Nous pensons souvent que le corps est cette vérité stable capable de révéler qui nous sommes, et c’est ainsi que nous sommes catégorisé·e·s et genré·e·s. Mais les artistes queer utilisent leur propre corps pour montrer à quel point la stabilité du corps est en réalité fragile, et comment, à travers la création d’images, nous pouvons déstabiliser les représentations du genre.

En tant que personnes queer, nous nous tenons sur le terrain qui est le nôtre aujourd’hui parce que tant d’autres ont ouvert la voie.

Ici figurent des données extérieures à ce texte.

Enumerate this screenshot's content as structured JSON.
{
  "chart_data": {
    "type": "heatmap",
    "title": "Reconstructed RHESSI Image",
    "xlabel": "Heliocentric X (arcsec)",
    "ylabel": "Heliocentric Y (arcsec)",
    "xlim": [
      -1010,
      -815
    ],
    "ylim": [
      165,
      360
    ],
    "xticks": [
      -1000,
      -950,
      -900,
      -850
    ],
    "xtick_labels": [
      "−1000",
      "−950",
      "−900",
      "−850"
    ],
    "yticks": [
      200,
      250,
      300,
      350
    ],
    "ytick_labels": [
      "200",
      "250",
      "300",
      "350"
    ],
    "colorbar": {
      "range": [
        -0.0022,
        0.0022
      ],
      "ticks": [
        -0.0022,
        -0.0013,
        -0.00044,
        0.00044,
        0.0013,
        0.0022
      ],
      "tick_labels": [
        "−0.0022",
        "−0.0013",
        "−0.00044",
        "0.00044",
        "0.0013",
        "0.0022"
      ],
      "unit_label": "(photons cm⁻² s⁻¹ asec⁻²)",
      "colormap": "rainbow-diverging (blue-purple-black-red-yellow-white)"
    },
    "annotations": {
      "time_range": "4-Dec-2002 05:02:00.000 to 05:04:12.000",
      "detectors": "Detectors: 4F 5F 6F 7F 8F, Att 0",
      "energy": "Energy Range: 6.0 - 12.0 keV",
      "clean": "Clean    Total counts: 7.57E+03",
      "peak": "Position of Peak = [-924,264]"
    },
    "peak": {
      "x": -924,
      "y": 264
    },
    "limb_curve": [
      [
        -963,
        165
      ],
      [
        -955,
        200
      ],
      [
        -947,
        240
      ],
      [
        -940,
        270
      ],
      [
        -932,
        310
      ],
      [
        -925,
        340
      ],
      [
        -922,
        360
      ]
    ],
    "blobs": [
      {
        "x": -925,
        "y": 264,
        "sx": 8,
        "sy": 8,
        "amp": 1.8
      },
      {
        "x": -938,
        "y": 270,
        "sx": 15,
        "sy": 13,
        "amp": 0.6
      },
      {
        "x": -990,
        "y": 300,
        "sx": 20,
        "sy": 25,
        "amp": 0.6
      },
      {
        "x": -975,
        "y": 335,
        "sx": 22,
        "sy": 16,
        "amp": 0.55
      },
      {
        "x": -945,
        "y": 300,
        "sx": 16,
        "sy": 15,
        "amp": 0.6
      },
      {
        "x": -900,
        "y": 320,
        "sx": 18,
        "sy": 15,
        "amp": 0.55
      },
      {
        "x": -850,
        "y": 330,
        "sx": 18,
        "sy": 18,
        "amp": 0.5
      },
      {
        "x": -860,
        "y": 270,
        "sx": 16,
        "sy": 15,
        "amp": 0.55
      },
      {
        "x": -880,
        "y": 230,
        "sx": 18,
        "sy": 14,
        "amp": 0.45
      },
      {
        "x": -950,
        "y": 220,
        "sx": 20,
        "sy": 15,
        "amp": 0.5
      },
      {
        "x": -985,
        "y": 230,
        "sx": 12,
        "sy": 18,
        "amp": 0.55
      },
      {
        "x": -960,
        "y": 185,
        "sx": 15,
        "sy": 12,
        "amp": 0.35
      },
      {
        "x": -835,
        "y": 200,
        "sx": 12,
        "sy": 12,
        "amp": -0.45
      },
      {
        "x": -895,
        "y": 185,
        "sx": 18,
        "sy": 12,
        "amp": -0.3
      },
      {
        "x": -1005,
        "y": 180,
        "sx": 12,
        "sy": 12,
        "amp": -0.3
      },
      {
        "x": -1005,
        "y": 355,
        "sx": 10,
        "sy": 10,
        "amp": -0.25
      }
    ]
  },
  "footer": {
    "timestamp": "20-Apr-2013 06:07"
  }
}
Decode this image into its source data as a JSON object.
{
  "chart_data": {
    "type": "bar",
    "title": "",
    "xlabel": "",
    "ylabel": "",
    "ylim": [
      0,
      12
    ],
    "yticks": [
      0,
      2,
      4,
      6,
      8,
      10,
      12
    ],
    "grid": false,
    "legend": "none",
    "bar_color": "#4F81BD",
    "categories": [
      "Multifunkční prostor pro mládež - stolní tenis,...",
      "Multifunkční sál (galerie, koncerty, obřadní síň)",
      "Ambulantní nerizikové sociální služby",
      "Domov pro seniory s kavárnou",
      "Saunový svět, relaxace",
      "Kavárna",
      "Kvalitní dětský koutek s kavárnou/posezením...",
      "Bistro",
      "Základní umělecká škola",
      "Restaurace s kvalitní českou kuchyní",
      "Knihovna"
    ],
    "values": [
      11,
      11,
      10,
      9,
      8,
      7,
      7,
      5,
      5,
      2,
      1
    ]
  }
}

Les références visuelles constituent le terreau sur lequel nous nous appuyons. La question de la généalogie est très importante pour moi : nous ne venons pas de nulle part. En tant que personnes queer, nous nous tenons sur le terrain qui est le nôtre aujourd’hui parce que tant d’autres ont ouvert la voie. Ainsi, l’un des principaux efforts du collectif a consisté à faire en sorte que ce terrain d’entente soit discuté, observé, accueilli et apprécié. Nous avons posé des questions, expérimenté, dessiné, écrit et lu les un·e·s aux autres dans notre langue maternelle. Nous avons simplement cherché à comprendre les choses ensemble, et créé un espace où d’autres choses pouvaient se produire, choses qui auraient peut-être été impossibles dans un cadre plus structuré.

Comment cette idée vous est-elle venue ? Considérez-vous la communauté comme une œuvre d’art en soi ?

Je considère le fait de se rassembler comme une pratique artistique en soi. Encore une fois, je ne cherche pas à ce que le groupe accomplisse un travail productif pour créer une œuvre d’art, mais plutôt à créer des situations dans lesquelles nous pouvons nous rassembler – c’est aussi simple et aussi difficile que cela en a l’air. Bien sûr, cela n’a rien de nouveau. Depuis les années 1990, des personnes travaillent sur ces questions. Il y a donc beaucoup de personnes qui m’inspirent, de l’art participatif à l’art communautaire, et bien sûr, cela est lié aux questions féministes et queer.

Then, There and Them ouvre ses portes le 7 juillet au Rainbow Center et le 9 juillet au Lëtzebuerg City Museum.